The para-abnormal research team consisted of Ranger Rick, who both led the investigation and set the pace (three pints an hour), Pierce Winslow, our tech-guru (who wrote the whole thing off as a business expense), Pokey McDooris, philosopher and sideshow attraction, Timmo O’Frynn, driver and camera man, Bob Krazmoski, treasurer and straight man, and, yours truly, Mick Zano, addiction counselor/beer enthusiast.
Our story begins in 1778 in the General Lafayette Inn when only two brews flowed in the tap room: Yankee Brewdle Dandy and Loyalist Lager (which was poisoned). Back then the locals knew the Inn as the Three Tuns Tavern—famous for both its alliteration as well as its happy hour Jagerbombs. During the Revolutionary War, General Lafayette, a Frenchman who fought for the Americans, found himself cornered at the Inn by British troops. Realizing, to his horror, that jagerbomb hour had ended, Lafayette planned his escape. He challenged the opposing generals to snooker and darts and then snuck out the backdoor while the British were ordering drinks. This account, incidentally, is fellow Discordian Dave Atsals’ interpretation of events. I personally believe that Lafayette stayed for the beer and then snuck out before it was his turn to buy.
After the sun goes down at the Lafayette Inn the staff has reported strange occurrences—aside from the owner’s infatuation with finger puppets. The corridors are haunted by the ghost of an old woman, bitching about the shoddy service and the lack of clean towels. There are lots of unexplained noises (other than Krazmoski’s less than pleasant reaction to onions…and finger puppets.)

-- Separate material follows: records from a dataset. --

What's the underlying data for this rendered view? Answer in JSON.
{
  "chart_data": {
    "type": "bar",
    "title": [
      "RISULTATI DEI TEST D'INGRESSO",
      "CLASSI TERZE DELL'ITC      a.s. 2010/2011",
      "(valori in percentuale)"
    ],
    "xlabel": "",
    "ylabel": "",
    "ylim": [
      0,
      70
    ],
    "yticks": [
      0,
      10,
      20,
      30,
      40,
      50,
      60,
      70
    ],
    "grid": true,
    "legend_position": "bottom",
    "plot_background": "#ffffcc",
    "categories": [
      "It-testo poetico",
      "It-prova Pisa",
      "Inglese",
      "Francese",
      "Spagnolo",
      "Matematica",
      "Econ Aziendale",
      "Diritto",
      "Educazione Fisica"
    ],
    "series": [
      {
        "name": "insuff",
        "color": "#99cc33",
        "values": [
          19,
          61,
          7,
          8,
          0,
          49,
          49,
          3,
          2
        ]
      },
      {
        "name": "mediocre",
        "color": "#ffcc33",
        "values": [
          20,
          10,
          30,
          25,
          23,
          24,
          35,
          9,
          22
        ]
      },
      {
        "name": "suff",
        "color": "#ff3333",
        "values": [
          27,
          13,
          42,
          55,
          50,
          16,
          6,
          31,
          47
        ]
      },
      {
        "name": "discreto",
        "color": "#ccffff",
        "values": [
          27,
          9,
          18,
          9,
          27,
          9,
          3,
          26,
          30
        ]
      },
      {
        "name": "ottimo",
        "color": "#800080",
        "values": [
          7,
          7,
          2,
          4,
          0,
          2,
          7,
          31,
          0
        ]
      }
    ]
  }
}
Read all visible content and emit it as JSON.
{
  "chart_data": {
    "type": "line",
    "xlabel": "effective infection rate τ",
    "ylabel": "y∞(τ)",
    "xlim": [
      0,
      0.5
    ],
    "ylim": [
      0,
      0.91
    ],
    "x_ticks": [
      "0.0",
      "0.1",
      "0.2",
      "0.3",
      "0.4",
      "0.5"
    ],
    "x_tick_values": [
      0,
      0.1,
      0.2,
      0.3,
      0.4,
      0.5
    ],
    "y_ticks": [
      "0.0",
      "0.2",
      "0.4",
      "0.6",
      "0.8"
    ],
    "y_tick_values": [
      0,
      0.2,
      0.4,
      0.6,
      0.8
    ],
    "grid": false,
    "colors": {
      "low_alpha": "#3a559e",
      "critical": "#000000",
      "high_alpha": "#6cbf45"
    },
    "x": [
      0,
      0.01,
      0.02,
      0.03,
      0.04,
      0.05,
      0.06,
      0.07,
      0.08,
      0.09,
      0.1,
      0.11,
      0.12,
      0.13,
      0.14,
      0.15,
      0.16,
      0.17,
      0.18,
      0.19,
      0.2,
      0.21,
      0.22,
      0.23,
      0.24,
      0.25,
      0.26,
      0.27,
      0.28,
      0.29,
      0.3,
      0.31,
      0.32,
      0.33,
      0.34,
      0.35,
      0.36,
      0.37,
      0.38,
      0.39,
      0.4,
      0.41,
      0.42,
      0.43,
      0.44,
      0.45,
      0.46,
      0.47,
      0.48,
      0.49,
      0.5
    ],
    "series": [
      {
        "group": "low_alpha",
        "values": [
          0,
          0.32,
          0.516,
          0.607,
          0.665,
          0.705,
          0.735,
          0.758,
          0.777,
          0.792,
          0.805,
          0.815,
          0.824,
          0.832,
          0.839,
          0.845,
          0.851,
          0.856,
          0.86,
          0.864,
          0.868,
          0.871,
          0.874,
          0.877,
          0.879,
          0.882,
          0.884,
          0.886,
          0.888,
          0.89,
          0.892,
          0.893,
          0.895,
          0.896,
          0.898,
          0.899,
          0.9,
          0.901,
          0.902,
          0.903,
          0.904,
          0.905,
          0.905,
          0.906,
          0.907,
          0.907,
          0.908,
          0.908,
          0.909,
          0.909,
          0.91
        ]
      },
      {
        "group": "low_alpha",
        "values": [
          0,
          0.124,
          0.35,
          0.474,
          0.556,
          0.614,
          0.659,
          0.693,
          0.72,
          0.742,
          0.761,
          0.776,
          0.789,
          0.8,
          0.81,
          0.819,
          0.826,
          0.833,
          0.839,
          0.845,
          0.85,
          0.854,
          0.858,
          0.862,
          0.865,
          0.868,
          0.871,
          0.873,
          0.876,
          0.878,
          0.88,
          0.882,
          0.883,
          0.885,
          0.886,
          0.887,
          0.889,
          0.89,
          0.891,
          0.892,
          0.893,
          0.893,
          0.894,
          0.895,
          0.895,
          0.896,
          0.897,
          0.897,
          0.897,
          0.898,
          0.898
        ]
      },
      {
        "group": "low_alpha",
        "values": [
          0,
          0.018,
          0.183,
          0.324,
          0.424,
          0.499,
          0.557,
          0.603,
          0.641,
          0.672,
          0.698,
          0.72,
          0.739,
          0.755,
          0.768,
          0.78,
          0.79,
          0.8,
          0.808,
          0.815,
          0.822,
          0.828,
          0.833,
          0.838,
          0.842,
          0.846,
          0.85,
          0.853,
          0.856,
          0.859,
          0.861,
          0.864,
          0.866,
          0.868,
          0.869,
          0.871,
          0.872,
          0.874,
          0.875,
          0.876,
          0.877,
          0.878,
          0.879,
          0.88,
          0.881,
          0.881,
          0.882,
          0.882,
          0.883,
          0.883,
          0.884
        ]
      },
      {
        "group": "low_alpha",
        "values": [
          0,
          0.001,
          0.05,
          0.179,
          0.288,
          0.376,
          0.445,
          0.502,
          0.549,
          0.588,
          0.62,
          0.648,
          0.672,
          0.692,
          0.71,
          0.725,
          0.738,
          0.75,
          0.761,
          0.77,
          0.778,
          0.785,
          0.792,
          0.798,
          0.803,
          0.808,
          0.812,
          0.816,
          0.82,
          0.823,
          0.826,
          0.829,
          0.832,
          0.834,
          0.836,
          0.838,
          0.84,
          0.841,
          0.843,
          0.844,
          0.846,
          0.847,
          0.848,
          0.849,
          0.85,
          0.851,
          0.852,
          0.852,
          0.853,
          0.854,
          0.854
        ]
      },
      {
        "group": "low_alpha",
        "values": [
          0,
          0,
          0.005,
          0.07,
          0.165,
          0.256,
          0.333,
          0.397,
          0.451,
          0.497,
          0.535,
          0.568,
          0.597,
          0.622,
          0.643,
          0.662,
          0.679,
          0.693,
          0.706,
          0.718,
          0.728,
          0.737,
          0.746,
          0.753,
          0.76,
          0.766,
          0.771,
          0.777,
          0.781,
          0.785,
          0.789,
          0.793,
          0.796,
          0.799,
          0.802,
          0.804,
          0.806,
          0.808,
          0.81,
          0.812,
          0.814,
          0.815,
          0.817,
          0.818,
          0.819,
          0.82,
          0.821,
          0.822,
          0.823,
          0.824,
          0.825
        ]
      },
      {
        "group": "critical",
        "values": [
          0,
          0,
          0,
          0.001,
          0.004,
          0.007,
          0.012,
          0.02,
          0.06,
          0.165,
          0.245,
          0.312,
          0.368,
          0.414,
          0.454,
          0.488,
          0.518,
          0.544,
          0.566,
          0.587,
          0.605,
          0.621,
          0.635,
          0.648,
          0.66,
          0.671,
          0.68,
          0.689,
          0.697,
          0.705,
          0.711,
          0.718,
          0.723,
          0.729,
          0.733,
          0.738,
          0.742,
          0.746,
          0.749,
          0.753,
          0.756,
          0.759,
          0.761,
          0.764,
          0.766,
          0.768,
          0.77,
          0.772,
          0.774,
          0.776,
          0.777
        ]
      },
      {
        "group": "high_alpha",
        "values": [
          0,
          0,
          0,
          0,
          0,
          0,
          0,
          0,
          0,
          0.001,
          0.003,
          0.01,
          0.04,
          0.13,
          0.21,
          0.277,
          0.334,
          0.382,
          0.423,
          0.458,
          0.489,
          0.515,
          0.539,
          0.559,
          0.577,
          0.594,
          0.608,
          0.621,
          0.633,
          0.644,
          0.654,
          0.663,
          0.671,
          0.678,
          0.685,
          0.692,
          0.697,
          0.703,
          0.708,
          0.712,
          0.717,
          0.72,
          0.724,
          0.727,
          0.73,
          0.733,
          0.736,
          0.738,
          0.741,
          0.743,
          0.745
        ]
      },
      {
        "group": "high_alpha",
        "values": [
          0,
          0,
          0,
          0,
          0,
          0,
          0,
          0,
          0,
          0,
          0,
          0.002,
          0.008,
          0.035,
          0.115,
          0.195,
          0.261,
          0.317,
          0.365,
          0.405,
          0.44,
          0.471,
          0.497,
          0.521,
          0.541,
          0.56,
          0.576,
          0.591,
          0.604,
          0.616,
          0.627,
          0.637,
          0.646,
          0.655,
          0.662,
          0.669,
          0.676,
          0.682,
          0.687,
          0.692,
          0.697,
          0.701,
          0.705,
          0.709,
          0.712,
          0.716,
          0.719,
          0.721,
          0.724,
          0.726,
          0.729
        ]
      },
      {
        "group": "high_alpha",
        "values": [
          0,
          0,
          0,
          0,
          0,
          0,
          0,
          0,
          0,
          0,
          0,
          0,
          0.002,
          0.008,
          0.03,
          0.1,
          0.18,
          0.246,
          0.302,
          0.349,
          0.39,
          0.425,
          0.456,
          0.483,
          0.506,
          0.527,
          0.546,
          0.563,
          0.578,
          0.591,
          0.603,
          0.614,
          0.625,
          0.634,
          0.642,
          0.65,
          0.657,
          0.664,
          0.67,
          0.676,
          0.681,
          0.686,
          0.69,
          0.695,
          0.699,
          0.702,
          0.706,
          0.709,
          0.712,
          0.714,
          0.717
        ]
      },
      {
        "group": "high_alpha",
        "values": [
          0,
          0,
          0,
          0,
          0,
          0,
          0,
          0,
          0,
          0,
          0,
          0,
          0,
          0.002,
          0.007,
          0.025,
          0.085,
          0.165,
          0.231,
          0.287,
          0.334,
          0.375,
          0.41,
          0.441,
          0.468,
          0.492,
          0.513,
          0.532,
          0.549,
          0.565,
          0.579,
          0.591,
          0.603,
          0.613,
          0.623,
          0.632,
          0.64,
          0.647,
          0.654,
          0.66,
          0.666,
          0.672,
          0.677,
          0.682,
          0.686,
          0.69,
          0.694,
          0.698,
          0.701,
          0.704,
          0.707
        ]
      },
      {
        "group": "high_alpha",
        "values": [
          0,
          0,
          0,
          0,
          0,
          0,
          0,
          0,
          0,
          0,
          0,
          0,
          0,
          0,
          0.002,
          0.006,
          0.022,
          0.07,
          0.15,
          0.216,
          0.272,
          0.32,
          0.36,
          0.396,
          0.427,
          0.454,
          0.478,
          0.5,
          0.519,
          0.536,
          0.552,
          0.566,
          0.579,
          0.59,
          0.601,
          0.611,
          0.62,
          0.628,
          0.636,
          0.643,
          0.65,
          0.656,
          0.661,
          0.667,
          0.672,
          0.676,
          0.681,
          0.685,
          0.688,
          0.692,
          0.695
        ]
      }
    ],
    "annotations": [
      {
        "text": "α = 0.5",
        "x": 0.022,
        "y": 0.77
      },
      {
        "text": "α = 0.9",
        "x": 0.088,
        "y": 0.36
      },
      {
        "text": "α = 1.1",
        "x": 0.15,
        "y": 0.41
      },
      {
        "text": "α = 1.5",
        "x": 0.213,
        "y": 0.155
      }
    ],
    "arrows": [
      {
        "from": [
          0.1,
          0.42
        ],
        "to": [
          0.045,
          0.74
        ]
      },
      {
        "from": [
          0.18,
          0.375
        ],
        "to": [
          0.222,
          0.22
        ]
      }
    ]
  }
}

Our para-abnormal investigation started with an intense two hour vigil in the bar area, which, after some pub grub, moved into the small, and quite haunted, pool room. It is said that ghosts of patrons past often prop up the left corner in an effort to level the damn table. In the wee hours, the hotel staff has reported strange wraith-like specters endlessly scratching at the ball return in their futile search for quarters.
For the next six hours we thoroughly interviewed several waitresses as well as one of Ranger Rick’s ex-girlfriends who, by all accounts, had a nice set of pookageists. We took a series of pictures (mostly of those luscious pookageists) and used state of the art recording devices for our EVPs (Electronic Voice Phenomenon) to discover if the waitresses dug us. One waitress seemed amused by our antics, but this—as is often the case—wore thin about halfway through her shift. (This is a metaphor for the vast majority of my relationships.)
One waitress ended her workday only to return some time later in a more social capacity. She was shocked to find us right where she had left us—in a drunken stupor, flittering with the next shift.
By then our investigation had moved from the stout and porter to the cask-conditioned IPA, which by all accounts was hauntingly yummy. As we dug deeper into this spooky site, several mysterious happenings unfolded. These occurrences can not easily be dismissed or explained. Despite hours of patronage, Bob never did try the well-crafted, hand-pumped porter. More compelling still, Timmo ordered the French fries, yet never touched them, and, perhaps most queer, Pokey…
At one point I snuck up into the banquet room, but I couldn’t find any doors leading the lodging area. Apparently, the only lodging on the premises involved a guest house around back. No one sleeps in the main structure anymore, with the notable exception of Timmo who passed out for a short time in the men’s room. The staff we interviewed knew of the ghost stories, but none had any recent experiences. At around 2AM, however, something truly blood-curdling occurred. The bartender stopped serving us alcohol and asked us to leave.
We asked if we could hold a séance after last call, but our pleas were met with only consternation. It wasn’t like we were asking them to serve us drinks after hours—well, we did ask that…but it’s a reasonable request, right? After all, to be in tune with the spirits, one must imbibe them, right? Our impromptu séance by the restrooms availed us nothing, but we did manage to wake Timmo.
In desperation, we tried convincing several waitresses that sometimes a phenomenon of this type manifests around a particular person and is not connected to the actual structure itself. The only way to rule this out was to go home with them and conduct a thorough investigation. But alas, we soon found ourselves in the parking lot, chickless, clueless, and ghostless. Luckily we agreed upon a three day investigation. We decided to meet up the next day for lunch—you know, when what’s-her-name starts her shift.